Always unconventional, June Price even chose throughout her life to spell her name differently from her birth certificate. To this day, no one knows how it started.
June was born in Highland Park, Michigan on June 23, 1935. She was the fourth of seven children of George and Katherine Anderson – her siblings were Ruth, Walter, Jeannette, Gail, Irene and Bob. June grew up in her large, loving and rambunctious family which is where her love of family and animals began. She would often tell childhood stories of her “pet raccoon” which lived in the attic, her antics with her brothers and sisters and the livelong lessons of love and acceptance she learned from her parents.
June went to Clawson High School and studied botany at the University of Michigan where she met the love of her life, Bill Price. She loved telling the tale of how they came to be a couple. She was working as a secretary and looking out her office window one rainy day to see a young man on a bicycle. She told her sister that she had the strangest feeling that she was going to marry that man, though they had never met. A day later, he walked through the door of her office on the pretense of borrowing a slide ruler and she nearly fainted. He asked her out and the rest, as they say, is history.
June and Bill married on September 17, 1955 and lived in Michigan for a number of years. During that time, Bill and June opened their home and their hearts to their nephew, Tom Price, as well as one of Bill’s Big Brother kids, Bobby Tarwater. To this day, Tom still recounts wonderful stories from the crazy and loving household that they all shared.
In the 60’s, June and Bill moved to Dallas, Texas where Bill continued working as a life insurance agent for NML. June wanted to have children but was unable to do so. She and Bill applied to adopt a baby in Dallas when they heard of three young children whose parents had died and who were to be placed for adoption. Sight unseen, she called the adoption agency to ask about taking all three of them. On December 20, 1969, June became a mother to a 10, 9 and 5 year old – Doug, Liz & Connie respectively.
As if the adoption were not quite enough, June soon learned that her new children’s natural parents were of Jewish heritage. Always the scholar, she began learning about the Jewish faith. She and Bill fell in love with this religion and decided to raise their children in Judaism. From that day forward, Friday nights became Shabbat dinners, Christmas was replaced with Hanukkah and thus was born Harry Hanukkah to replace Santa Claus. She and Bill made a wonderful life for themselves and their children in Dallas and, later on, in Atlanta, which became her final home.
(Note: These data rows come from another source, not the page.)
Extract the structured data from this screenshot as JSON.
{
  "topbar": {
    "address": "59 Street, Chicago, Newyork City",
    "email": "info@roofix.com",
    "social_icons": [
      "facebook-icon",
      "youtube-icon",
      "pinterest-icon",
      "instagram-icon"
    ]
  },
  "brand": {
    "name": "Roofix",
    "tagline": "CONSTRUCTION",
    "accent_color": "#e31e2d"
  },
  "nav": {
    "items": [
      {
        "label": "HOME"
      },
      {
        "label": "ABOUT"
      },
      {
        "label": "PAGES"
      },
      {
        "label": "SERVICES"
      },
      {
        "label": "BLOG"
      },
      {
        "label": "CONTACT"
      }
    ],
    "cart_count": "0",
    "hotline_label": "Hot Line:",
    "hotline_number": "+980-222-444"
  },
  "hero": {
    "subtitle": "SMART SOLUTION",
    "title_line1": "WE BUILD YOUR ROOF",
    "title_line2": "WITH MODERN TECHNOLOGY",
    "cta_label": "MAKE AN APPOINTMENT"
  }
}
June’s home was her sanctuary. The rooms and hallways held dear memories of not just her family but of many loved ones that she took in and nurtured over the years. This included her children’s natural grandmother, Ethel Goldat, as well as a multitude of both her and her children’s friends.
Along with her loved ones, June filled her homes with animals of all kinds – cats, dogs, mice, birds – she even tended to the neighborhood squirrels. And her neighbors regularly visited with their pets so that June could greet them at the top of her driveway with hugs and treats.
June loved everyone and had an open heart and a generous spirit. She was a beautiful writer, an avid reader and a wonderful conversationalist, always making sure to stay up on current events and subjects of interest to those in her circle. In the evenings, June could be found sitting in her favorite chair on her patio, smoking (but not inhaling!) a cigarette, drinking a glass of red wine and listening to her favorite shows on NPR. She also had a love of antiques and spent many years working in different antique marts around the Atlanta area. June met and became best friends with Joe Zimmerman, owner of Chattahoochee Antiques, and their friendship is one she treasured and made each day of her life that much brighter.
June lost her beloved Bill on September 15, 2015 but with her loving family and friends in constant contact, she kept her zest for life and her magnetic personality. June was a deeply spiritual woman with a love of poetry, the works of Swedenborg and the teachings of the Zen Masters. She will be so incredibly missed by her family, her friends and her neighbors. She would only want to be remembered with a smile on her face and these favorite words of wisdom on her lips:
What you fear you draw like a magnet
The body is just a vessel
Que Sera Sera
June died unexpectedly in Atlanta, Georgia on June 25, 2017 and is survived by her children Doug (Robin) Price, Liz (Rick Blumen) Price and Connie (Bill Gicking) along with June’s two grandchildren, Lindsay and Daniel; her siblings, Jeannette Hunter, Gail Daugherty; Irene Shrake and Bob Anderson; and her best friend, Joe Zimmerman. In lieu of flowers, please consider a donation to the Atlanta Humane Society or a charity of your choice.